Stimulation of brain's "depression switch" offers rapid, sustained relief
The past decade of research into deep brain stimulation (DBS), in which implanted electrodes are used to target specific brain regions with electrical impulses, has brought to light its potential to tackle a variety of neurological disorders. Depression is one where the technology is beginning to show real promise, and a new study has uncovered valuable details on how it induces anti-depressive effects, offering scientists a novel biomarker via which they can work to optimize the approach.
A number of studies in the past few years have driven home the potential of DBS to alleviate symptoms of depression, from improving mood in moderate to severe sufferers, to providing fast-acting and long-lasting relief in patients resistant to treatment. Despite these kinds of exciting results, there are blanks to fill in when it comes to how exactly DBS alters brain function, and what signs we might look out for to see if it is having the desired effect.
Led by scientists at Mount Sinai Hospital, this new study sought to dig into the mechanisms through which DBS can induce rapid and reproducible effects in subjects suffering from treatment-resistant depression. The experiments saw eight patients implanted with electrodes in a region of the brain called the subcallosal cingulate, known to play a major role in depression, with stimulation then applied over the course of one hour.
The scientists recorded the electrophysiological activity and with the help of a machine learning algorithm, monitored the electrical signals between neurons deep in the brain. This revealed a rapid and consistent change in brain state through a decrease in beta power at the site of stimulation, with these immediate changes correlating with a significant decline in depression scores even one week later.
“What we found was that within minutes of stimulation inside the operating room, there was a change in the beta brain rhythm," says co-first author Allison C. Waters. "Patients who showed larger changes then experienced greater relief from their depression in the week after surgery. The beta rhythm is conventionally associated with the brain's determination of whether to stop or keep going with a course of action, which is why neurologists target beta with DBS to treat disorders of movement. We haven't had a clear signal to target with DBS for depression, but now we can speculate as to how the beta signal might function in this context: a release of the brake that generates fatigue and slowness, or interrupting a habitual cycle of negative self-focused thought."
This identification of an objective biomarker by which scientists can track the efficacy of DBS in tackling depression is a key stepping stone in the effort to optimize the approach, and bring it to life as a clinical treatment. The pursuit of such biomarkers applies to other fields of DBS research, too, with another study this week not just identifying specific biomarkers associated with cognitive deficits, but demonstrating how implants might respond in real-time to improve mental function.
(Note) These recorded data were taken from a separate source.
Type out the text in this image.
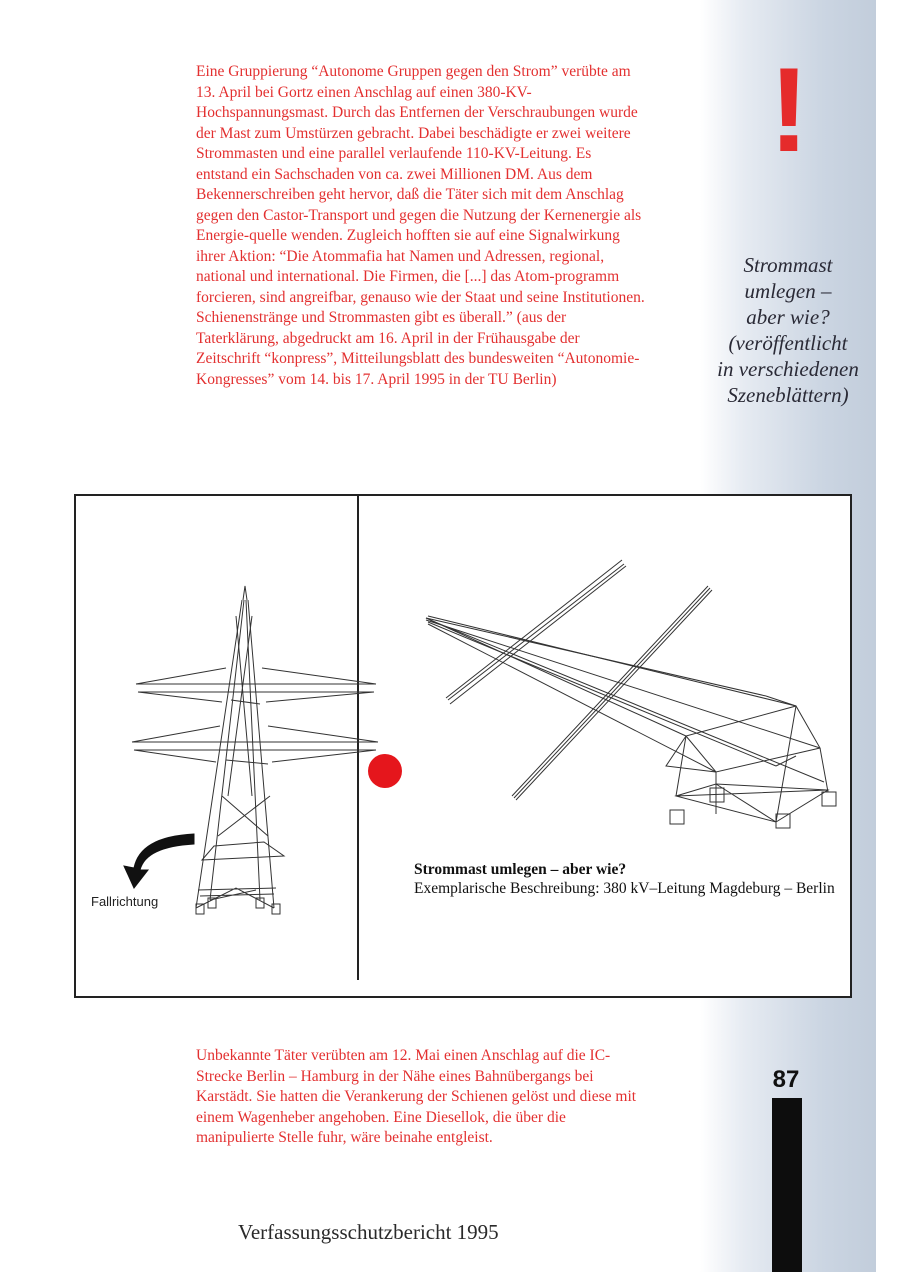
!
Strommast
umlegen –
aber wie?
(veröffentlicht
in verschiedenen
Szeneblättern)
Eine Gruppierung “Autonome Gruppen gegen den Strom” verübte am 13. April bei Gortz einen Anschlag auf einen 380-KV-Hochspannungsmast. Durch das Entfernen der Verschraubungen wurde der Mast zum Umstürzen gebracht. Dabei beschädigte er zwei weitere Strommasten und eine parallel verlaufende 110-KV-Leitung. Es entstand ein Sachschaden von ca. zwei Millionen DM. Aus dem Bekennerschreiben geht hervor, daß die Täter sich mit dem Anschlag gegen den Castor-Transport und gegen die Nutzung der Kernenergie als Energie-quelle wenden. Zugleich hofften sie auf eine Signalwirkung ihrer Aktion: “Die Atommafia hat Namen und Adressen, regional, national und international. Die Firmen, die [...] das Atom-programm forcieren, sind angreifbar, genauso wie der Staat und seine Institutionen. Schienenstränge und Strommasten gibt es überall.” (aus der Taterklärung, abgedruckt am 16. April in der Frühausgabe der Zeitschrift “konpress”, Mitteilungsblatt des bundesweiten “Autonomie-Kongresses” vom 14. bis 17. April 1995 in der TU Berlin)
Fallrichtung
Strommast umlegen – aber wie?
Exemplarische Beschreibung: 380 kV–Leitung Magdeburg – Berlin
Unbekannte Täter verübten am 12. Mai einen Anschlag auf die IC-Strecke Berlin – Hamburg in der Nähe eines Bahnübergangs bei Karstädt. Sie hatten die Verankerung der Schienen gelöst und diese mit einem Wagenheber angehoben. Eine Diesellok, die über die manipulierte Stelle fuhr, wäre beinahe entgleist.
87
Verfassungsschutzbericht 1995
With regard to depression, the study offers evidence that the brain state changes that occur almost immediately after DBS is instigated can be used as an objective biomarker, and that the benefits last long outside the operating room. The trials monitoring these biomarkers are ongoing, with Phase II trials now recruiting new subjects as the scientists continue working to improve the lives of depression sufferers.
“We generally think of depression treatment as taking weeks to months to show stable and meaningful changes in core clinical features of the illness,” said study leader Helen S. Mayberg. “This study shows reproducible and consistent changes in a brain readout over the first minutes of optimized stimulation in the operating room in individual patients. This provides new mechanistic understanding of the 'depression switch' that moves a patient from a state of sustained mental pain and immobility to relief and the renewed capacity to move and engage.”
The research was published in the journal Translational Psychiatry.